A more historically based observation is to note the revolutionary nature of small changes adding up—or, technically, multiplying up. Compared with the explosive growth in innovations and technologists’ dreams that always seem to outstrip reality, standard-of-living improvements are a lesson in compound growth. Over time, small changes revolutionize the world. If, as Smil reports in his Wall Street Journal article, batteries over the long haul improve by 2 percent a year, efficiency in energy production improves by 1.5 percent, and energy use in steel production falls by about 2 percent a year, a battery-powered steel device (ignoring other inputs) would improve a little more than 5 percent every year. That’s a doubling in 15 years. Negligible changes in the short run make for astronomical differences in the long run.

In the opening of A Culture of Growth, Gordon’s colleague at Northwestern University, Joel Mokyr, describes the unmatched importance of the industrial revolution: “The British Industrial Revolution of the late eighteenth century unleashed a phenomenon never before even remotely experienced by any society.” The best estimates from that time suggest that economies’ real GDP advanced by 1.5 percent between 1760 and 1830, rising to about 2.5 percent during the later 19th century (0.5 percent and 1 percent, respectively, when we account for a growing population).
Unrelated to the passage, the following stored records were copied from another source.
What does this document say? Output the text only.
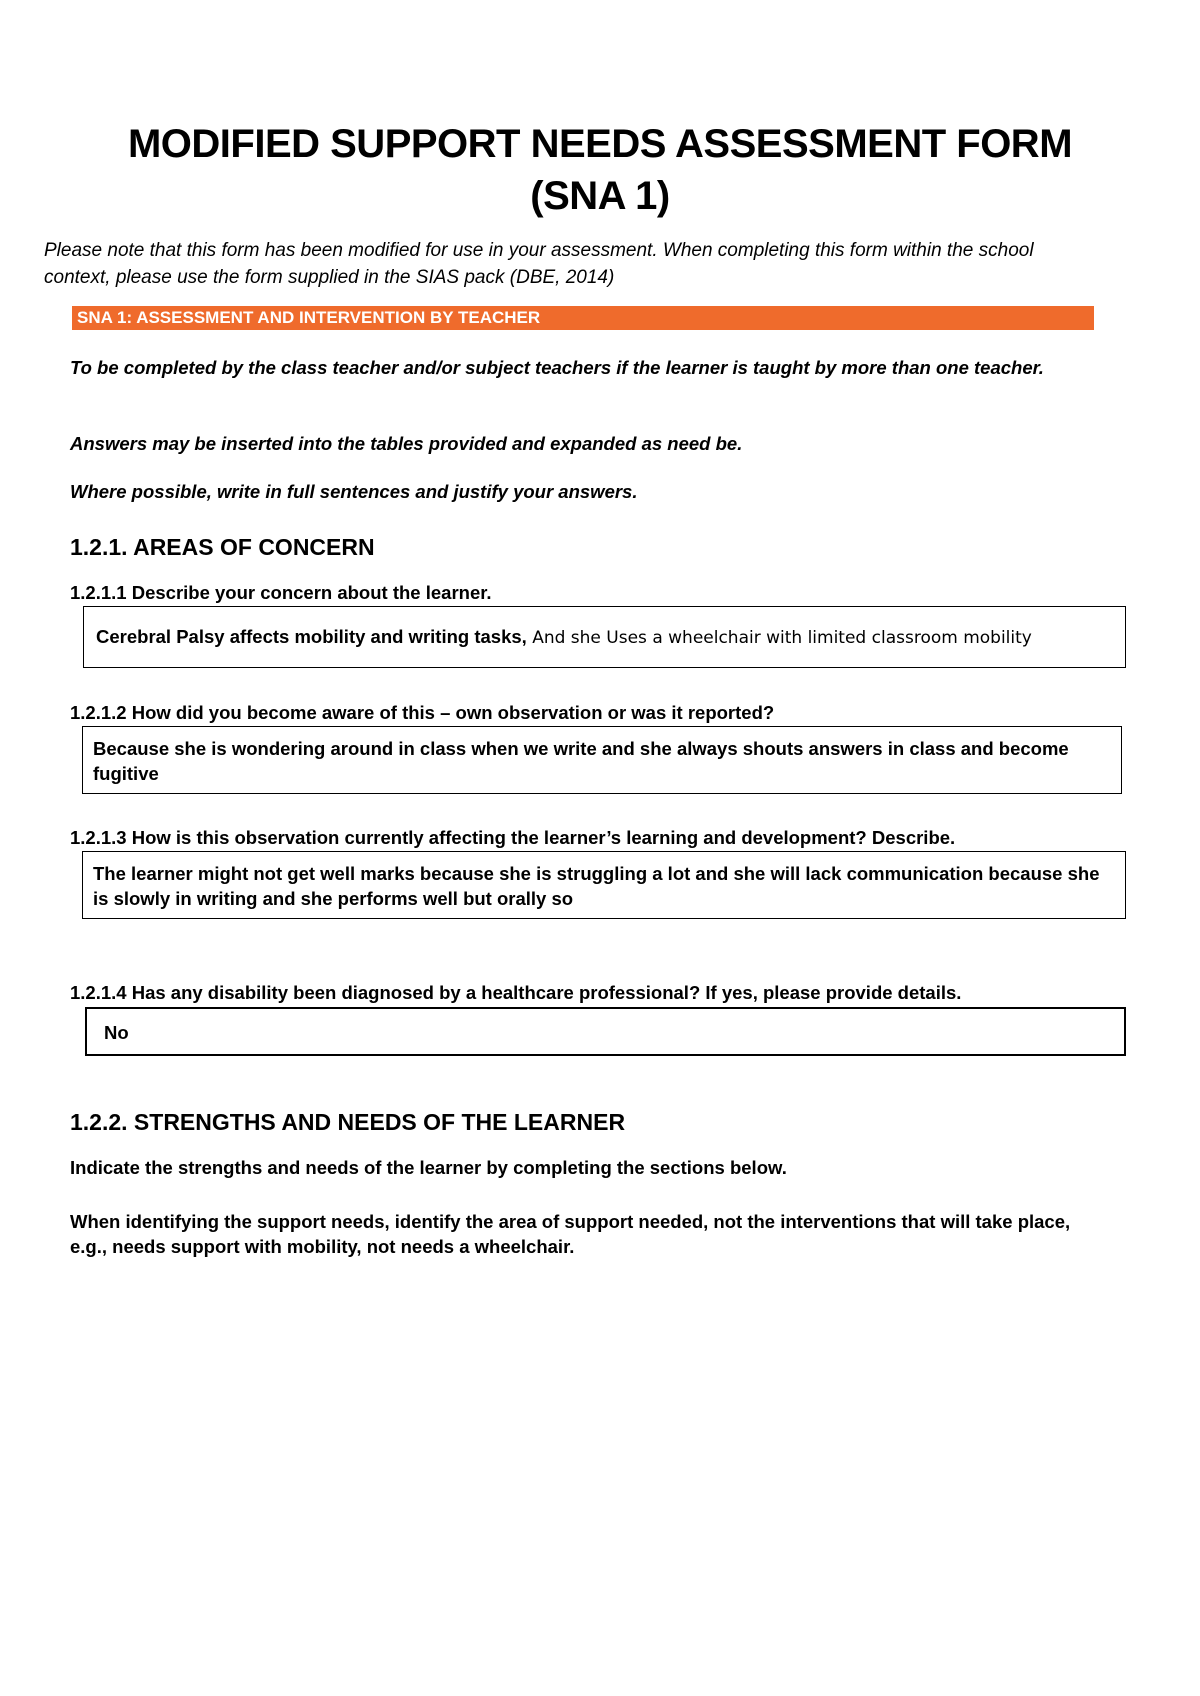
MODIFIED SUPPORT NEEDS ASSESSMENT FORM
(SNA 1)
Please note that this form has been modified for use in your assessment. When completing this form within the school context, please use the form supplied in the SIAS pack (DBE, 2014)
SNA 1: ASSESSMENT AND INTERVENTION BY TEACHER
To be completed by the class teacher and/or subject teachers if the learner is taught by more than one teacher.
Answers may be inserted into the tables provided and expanded as need be.
Where possible, write in full sentences and justify your answers.
1.2.1. AREAS OF CONCERN
1.2.1.1 Describe your concern about the learner.
Cerebral Palsy affects mobility and writing tasks, And she Uses a wheelchair with limited classroom mobility
1.2.1.2 How did you become aware of this – own observation or was it reported?
Because she is wondering around in class when we write and she always shouts answers in class and become fugitive
1.2.1.3 How is this observation currently affecting the learner’s learning and development? Describe.
The learner might not get well marks because she is struggling a lot and she will lack communication because she is slowly in writing and she performs well but orally so
1.2.1.4 Has any disability been diagnosed by a healthcare professional? If yes, please provide details.
No
1.2.2. STRENGTHS AND NEEDS OF THE LEARNER
Indicate the strengths and needs of the learner by completing the sections below.
When identifying the support needs, identify the area of support needed, not the interventions that will take place, e.g., needs support with mobility, not needs a wheelchair.
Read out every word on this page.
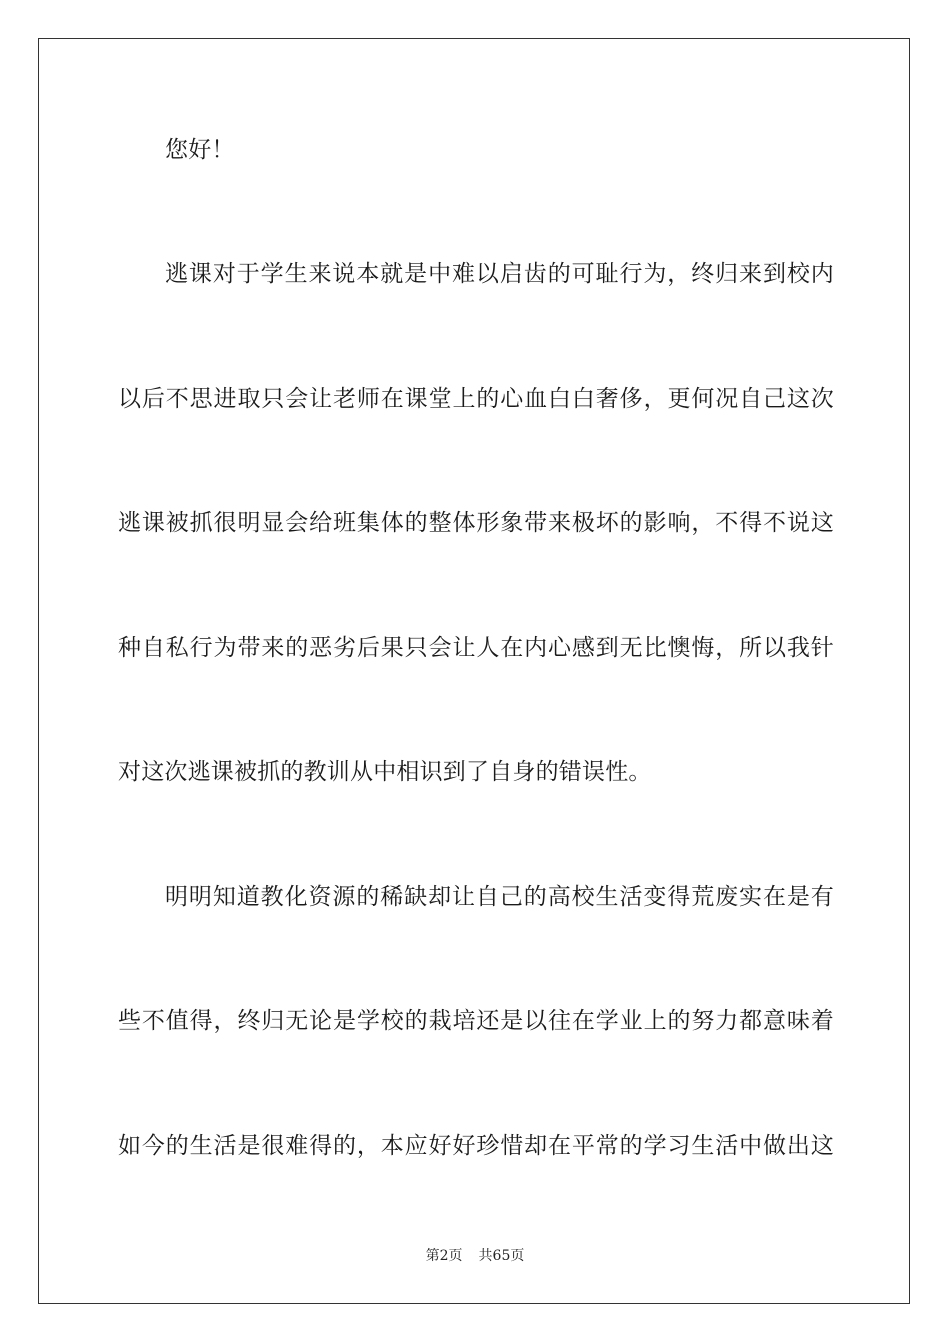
您好！
逃课对于学生来说本就是中难以启齿的可耻行为，终归来到校内
以后不思进取只会让老师在课堂上的心血白白奢侈，更何况自己这次
逃课被抓很明显会给班集体的整体形象带来极坏的影响，不得不说这
种自私行为带来的恶劣后果只会让人在内心感到无比懊悔，所以我针
对这次逃课被抓的教训从中相识到了自身的错误性。
明明知道教化资源的稀缺却让自己的高校生活变得荒废实在是有
些不值得，终归无论是学校的栽培还是以往在学业上的努力都意味着
如今的生活是很难得的，本应好好珍惜却在平常的学习生活中做出这
第2页 共65页
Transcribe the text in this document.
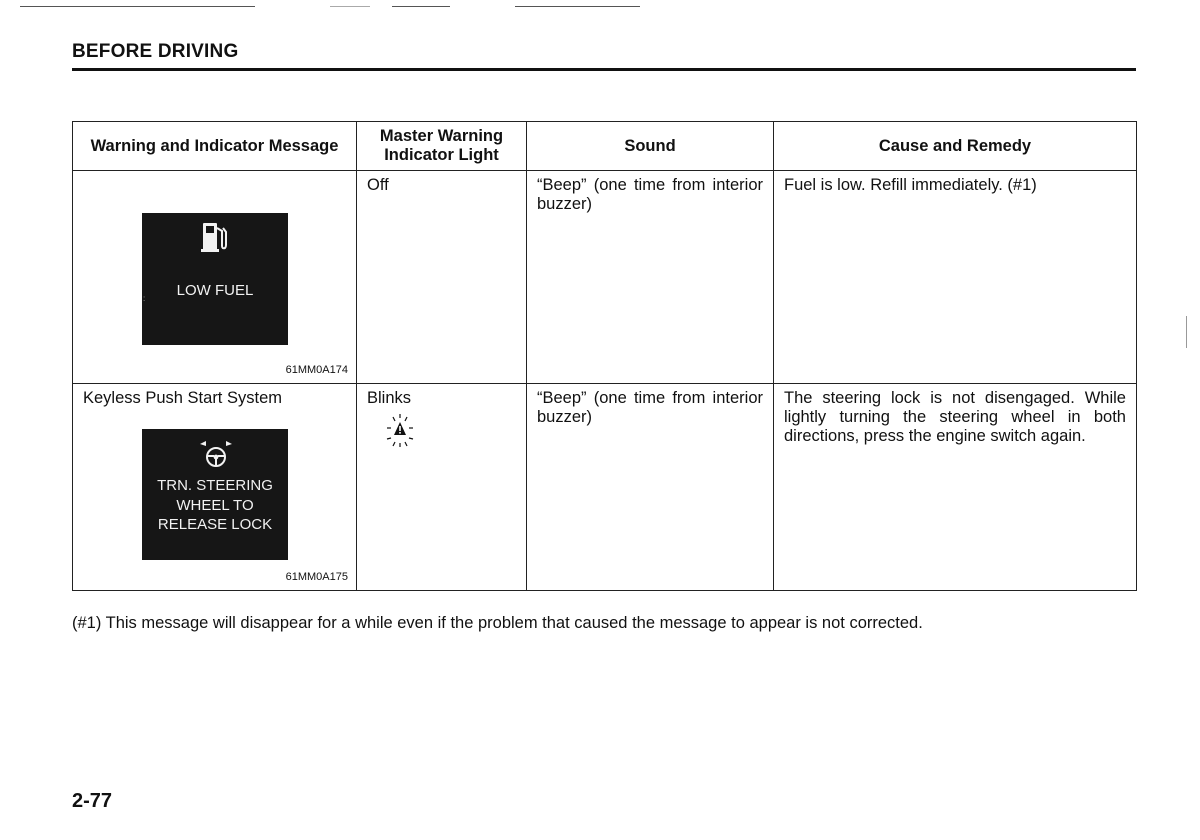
BEFORE DRIVING
Warning and Indicator Message	Master Warning Indicator Light	Sound	Cause and Remedy

: LOW FUEL
61MM0A174	Off	“Beep” (one time from interior buzzer)	Fuel is low. Refill immediately. (#1)

Keyless Push Start System
TRN. STEERING
WHEEL TO
RELEASE LOCK
61MM0A175	Blinks	“Beep” (one time from interior buzzer)	The steering lock is not disengaged. While lightly turning the steering wheel in both directions, press the engine switch again.
(#1) This message will disappear for a while even if the problem that caused the message to appear is not corrected.
2-77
The improvements in material well-being over the world’s most extraordinary event were in the range of what Smil describes. The modern world was literally made in the low single digits of cumulative improvement, repeated over generations.

So, how do we know that we’re not in 1973 anymore? Because many more of us live longer, can travel farther, and can afford more things, have more, and further our education, and are less likely to die from disease, accidents, or circumstance. That’s less tangible than a refrigerator, but just as real.